Dead to Her(27)
Marcie sat up, drained her margarita, and poured another. If Keisha wanted to do this, so be it. They’d do it. She was tired of being something she wasn’t. Her head buzzed. Tequila made her wilder. It also made her want more tequila. So what if Keisha told people? It would embarrass Jason and he deserved some embarrassment.
“They’re all such social snobs,” she said, even though she’d kill to have the respect that Iris and Virginia had from the rest of the town’s society. “Jason still tells new people that I was working as a receptionist at a client’s office just outside of town. He’s said it so often even I’ve started to believe it.”
Keisha peered over her sunglasses. “Not true?”
Marcie shrugged and shook her head. “I was a broke waitress in a diner and living in a motel out by Hunter. Jason used to come in for breakfast when he had meetings that way. He liked my smile apparently.” She paused. “Funny, he didn’t mind me being a waitress then. In fact, he thought it was kind of cute. Obviously cute wasn’t enough when it came to being the wife.” She was surprised by her sudden bitterness. She resented her relationship with Jason more than she’d realized.
There was a long pause and then Keisha laughed, deep, throaty, and coarse. Marcie stiffened. “Are you laughing at me?” She sounded prissy and felt stupid. Of course Keisha was laughing at her. She was constantly laughing at her behind this faux-friendly exterior.
“No, no. Fuck no.” Keisha held one hand up and shook her head as she got herself under control. “I’m not laughing at you. It’s just it’s so funny.”
“What’s so funny?”
“All of it. Them. Billy tells everyone that I worked in a travel agency.

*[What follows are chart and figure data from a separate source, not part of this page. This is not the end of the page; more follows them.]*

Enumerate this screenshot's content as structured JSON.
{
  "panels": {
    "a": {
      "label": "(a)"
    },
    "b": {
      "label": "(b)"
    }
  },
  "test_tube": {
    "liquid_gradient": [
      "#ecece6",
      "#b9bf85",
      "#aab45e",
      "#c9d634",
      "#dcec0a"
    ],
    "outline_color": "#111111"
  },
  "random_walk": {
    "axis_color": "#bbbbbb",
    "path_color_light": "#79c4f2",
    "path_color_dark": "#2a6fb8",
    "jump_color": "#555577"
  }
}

Apparently I was helping to plan the next leg of his European trip for him.”
It was Marcie’s turn to peer above her oversized, overpriced sunglasses. “That’s what he told us. Said he hadn’t wanted to interrupt Elizabeth’s visit with her mother so he took care of it himself.”
“Yeah, right. Like Billy would think like that. He’s used to everything being done by someone else. Of course Elizabeth took care of it.”
“How did you meet then?” Maybe this afternoon would turn out to be worthwhile after all.
Keisha pushed her glasses onto her head and sat up, taking a long swallow of her drink and then a deep breath before she started to speak.
“You can’t tell anyone.” Her eyes gleamed, mischievous. The tequila had hit her too.
“Of course I won’t,” Marcie said. An age-old lie. The first rule of big secrets, Marcie had learned, was that you kept them to yourself. The second rule of big secrets, she’d also learned, was that most people found it impossible not to break the first rule. She was not most people, but it appeared Keisha was.
“I was a waitress too. I worked in a club. Not like your country club. This was the kind with sticky carpets and cheap champagne and where girls dance for lonely old men or brash city boys out for the night. Billy came in one evening and we got talking. He came back the next day and the day after that, and one thing led to another and here we are.”
“You worked in a strip club? Did you dance?” Marcie couldn’t believe what she’d just heard. Why on earth would Keisha be so stupid as to share something like that? With her? The whole day had brightened. William Radford IV, king of the hill, had gone off and married a waitress from a strip club, maybe even a stripper.
“No! No, I couldn’t do that. Not that I judge my friends who do it, but it wasn’t for me. Anyway, it wasn’t a strip place but table dancing. Close enough, though. Didn’t bother him at the time either.”
“Wow.” Marcie snorted out a giggle and found she couldn’t stop. Keisha was right. It was funny. These two preening men so concerned with what everyone else thought. Slaves to it despite their success and wealth. And what would everyone think if they found out? Eleanor would die all over again. Jacquie had been enraged at being replaced by a “trashy waitress,” but this was something else. And she only had Keisha’s word that she’d been a cocktail server. For all Marcie knew the English girl had actually been a stripper.
“I didn’t know he had it in him to go to a place like that,” she said, and laughed some more, and then Keisha was laughing too and within minutes their eyes were streaming and they were clutching their sides and they weren’t even sure what was so funny anymore. It felt good, though, to properly belly laugh. She hadn’t in such a long time. Why was that? When had she and Jason stopped laughing like this? Maybe Keisha made him laugh like this too, she thought, and her giggles dried up. Perhaps that’s what she had.
The sun was melting into the blue of the afternoon, slipping like oil streaks down the sky. She should probably text Jason in case he finished work early and wondered where she was. Drinking tequila with the stripper you’re hot for. How would that go down?
“Anyway, now you know my big secret, maybe you’ll take that stick out of your arse and start to relax a bit,” Keisha said once they’d both got their breath back. “Please don’t tell the others, though. I see how they look at me already. Like Billy not only went crazy and married some young girl, but chose a young black girl on top of it.”
Marcie started to protest, but Keisha hushed her. “I may be ignorant on a lot of this, but I know when people are looking down on me. Everyone does here. Even Billy.”